No fan of Clapper here, who really has said some stupid things. However, this is not one of them. In the first place, he was answering a question from a senator. What was he supposed to do, lie? In the second place, since when should we be so concerned with these insurgent forces and their “morale?” We have no evidence that they have any interest in “freedom” as the term is generally understood in the West, and there is no evidence that if they should prevail, they would be any less hostile to us than Quaddafi has been. The fact is, we really have no dog in these internecine fights.
Dump Clapper if you want, I really don’t care, but at least base it on his dubious opinions and not an occasion of telling an inconvenient truth.

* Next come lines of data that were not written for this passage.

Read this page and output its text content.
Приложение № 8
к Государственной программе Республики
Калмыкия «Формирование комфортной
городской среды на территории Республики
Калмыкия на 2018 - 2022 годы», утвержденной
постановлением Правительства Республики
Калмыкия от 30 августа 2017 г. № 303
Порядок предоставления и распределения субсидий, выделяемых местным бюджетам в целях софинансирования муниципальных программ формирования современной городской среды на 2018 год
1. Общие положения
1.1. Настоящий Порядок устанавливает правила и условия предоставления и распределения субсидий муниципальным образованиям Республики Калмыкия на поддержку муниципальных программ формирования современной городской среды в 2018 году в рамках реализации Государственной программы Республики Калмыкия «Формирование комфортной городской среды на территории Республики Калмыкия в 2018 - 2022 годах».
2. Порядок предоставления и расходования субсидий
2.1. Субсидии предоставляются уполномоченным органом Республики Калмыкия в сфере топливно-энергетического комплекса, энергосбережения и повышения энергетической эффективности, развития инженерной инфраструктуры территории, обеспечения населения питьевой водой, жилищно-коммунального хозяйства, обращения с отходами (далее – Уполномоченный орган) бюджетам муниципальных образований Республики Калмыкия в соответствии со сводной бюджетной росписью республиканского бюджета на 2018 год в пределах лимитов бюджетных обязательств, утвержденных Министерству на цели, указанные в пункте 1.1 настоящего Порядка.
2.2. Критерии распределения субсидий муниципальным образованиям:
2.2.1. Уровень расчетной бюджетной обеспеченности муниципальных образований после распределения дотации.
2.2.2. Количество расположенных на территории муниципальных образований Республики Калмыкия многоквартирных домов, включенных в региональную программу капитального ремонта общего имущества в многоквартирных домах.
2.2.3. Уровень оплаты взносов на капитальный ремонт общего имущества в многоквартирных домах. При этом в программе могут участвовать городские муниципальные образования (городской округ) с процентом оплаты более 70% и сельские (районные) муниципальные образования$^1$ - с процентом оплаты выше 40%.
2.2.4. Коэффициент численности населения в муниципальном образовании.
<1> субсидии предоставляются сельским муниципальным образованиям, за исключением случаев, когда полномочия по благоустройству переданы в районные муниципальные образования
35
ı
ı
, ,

Earlier in the testimony Clapper actually stated that Russia, and then China, posed the mortal threat to this country. I like his candor. I think ultimately that our enemies would find it a Lot harder to operate with this kind of false legitimacy that journalists invent for them if our politicians just told us what everyone can see. Clapper’s basically saying, “No, the rebels are just a bunch of guys with machine guns and rpgs and maybe some mortars and they’re hanging around the main towns to the east. They can’t withstand an assault by professional military backed by billions of dollars and the” – dare I say it – “Shanghai Coopreration Organization.” The headlines bear it out.
“It does not appear that Clapper has learned from his mistakes.”
Either you’re being very generous or you think he’s really stupid.
In March 1940 a French staff officer did what today is called a “red team” assessment of German intentions. His conclusion was that they would attack through the Ardennes, take 50 hours to reach the Meuse and cross on the third day. Instead of repositioning mobile reserves to meet the possible threat his superiors buried the assessment because it would “ruin morale.” In the end he was off by a few hours. This is tone of Clapper’s critics.
Yes, but, really, would anyone give much credence to our intelligence agencies for getting anything right? As reported by Mark Steyn:
“In the new budget, there’s a request from the CIA for an emergency appropriation of $513.7 million. Great! A mere half-billion. That’s enough for 10,000 cowboy-poetry festivals. So what’s it for? Toppling Kim Jong-Il? Taking out the Iranian nuclear program?
Er, no. It’s an emergency payment to stop the CIA pension fund from going bankrupt next year with unfunded liabilities of $6.4 billion. The CIA failed to foresee the collapse of the Iron Curtain until it happened. It failed to spot that Pakistan was going nuclear until it happened. But, when the world’s most bounteously endowed intelligence agency fails to spot that its own pension fund is going bankrupt until it happens, I wouldn’t bet the future on anyone in the United States government having much of a clue about what is or isn’t “in China’s interest.”
Might I add Clapper’s interest?
It sure isn’t his CIA pension because Clapper never worked for the CIA. He is a retired Air Force General, former DIA and NGA director and he was Under Secretary of Defense for Intelligence before he took the DNI job. When he was first asked to take the job he turned it down. He reconsidered because they couldn’t find anybody else who wanted to be the DNI.
The National intelligence chief as the revolutioners` inspirer? You say he could be silent but I think he whishes to prevent America from getting in trouble before the absolute Gaddafi`s forces superiority.Liberal democrats react as the old regimental horse at the trampet sound on the magic word “democracy”. Who knows anything about Bedouin democracy?